The Future Of Offset
Will toner-based printing make offset obsolete? No way, say the offset experts. Offset will transform into a more user-friendly, more digital process.
With the final year of the 20th century now well underway, offset press venders are beginning to turn their thoughts toward the future—and it's not as far off as you might think.
For some time, the industry has been beset with hushed voices forecasting the potential demise of offset due to intense competition from digital printing. Not so fast, offset venders insist. The next few years, they say, will bring about new generations of presses so technologically advanced, convenient and attractively priced that successful printing operations will find it difficult not to incorporate them.

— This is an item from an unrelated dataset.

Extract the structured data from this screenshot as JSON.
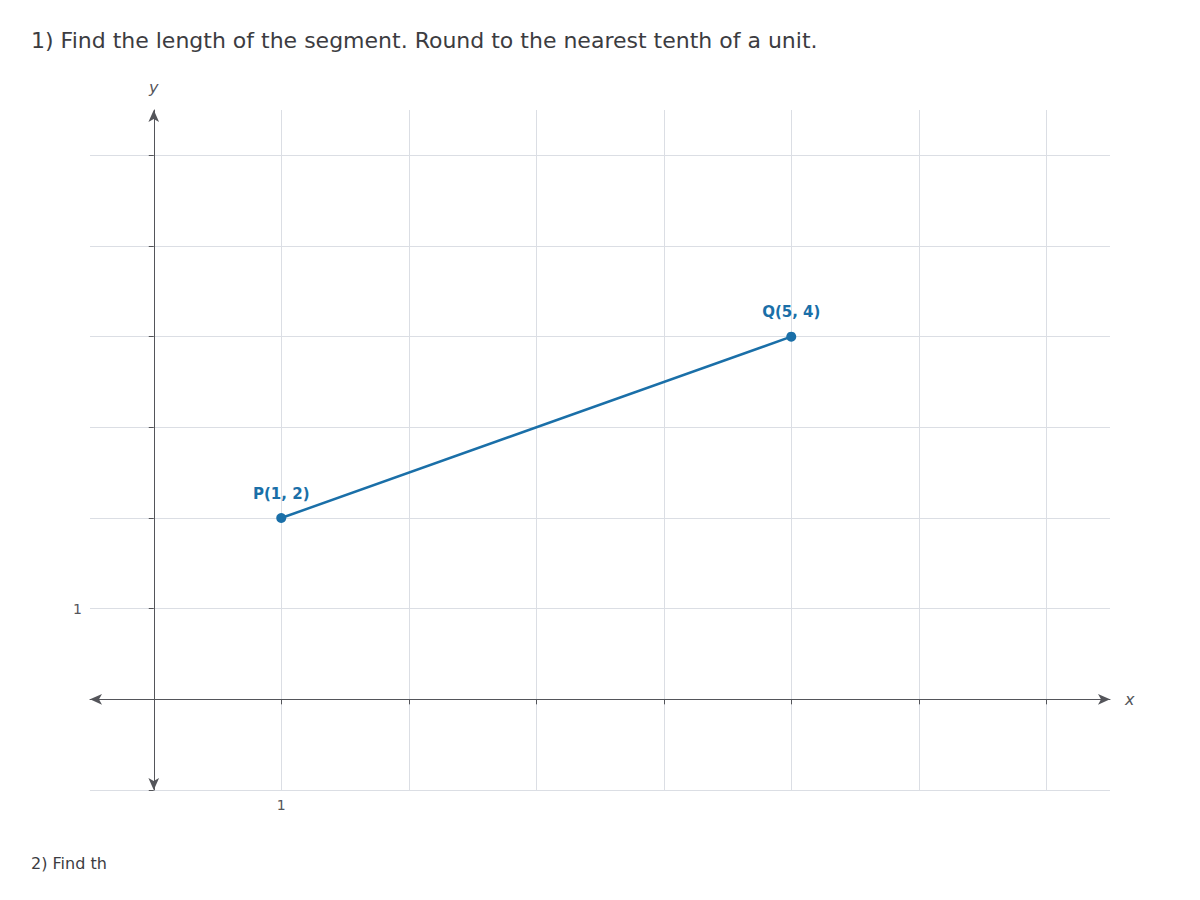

"We're looking at a totally automated machine, with a redesign of the inking and dampening system, whether it shifts to waterless or we stick to conventional inks and chemicals," reveals Jon Surch, press products manager at Sakurai USA.
"I think the last holdout of the old offset press will be the inking and dampening system," he continues. "For the longest time we had manual plating, then automatic plate changers, then we went to automatic perfector changeovers and automatic washing systems. Now the basic design of the press has to change in order for the technology leap to make it to the next level."
Rudy Valenta, manager of corporate sales at MAN Roland, agrees.
"The press of 10 years from now will have higher speeds—maybe the same amount of automation, but you'll see a lot of voice recognition," he says. "You will also see total networking, especially with in-plants, where all the files could be sent right to the in-plant."
Such forecasts may initially seem like a haphazard glance into the crystal ball. Most venders, however, note that it's more like a natural progression necessary for the industry to maintain its success than a venture into the realm of Nostradamus.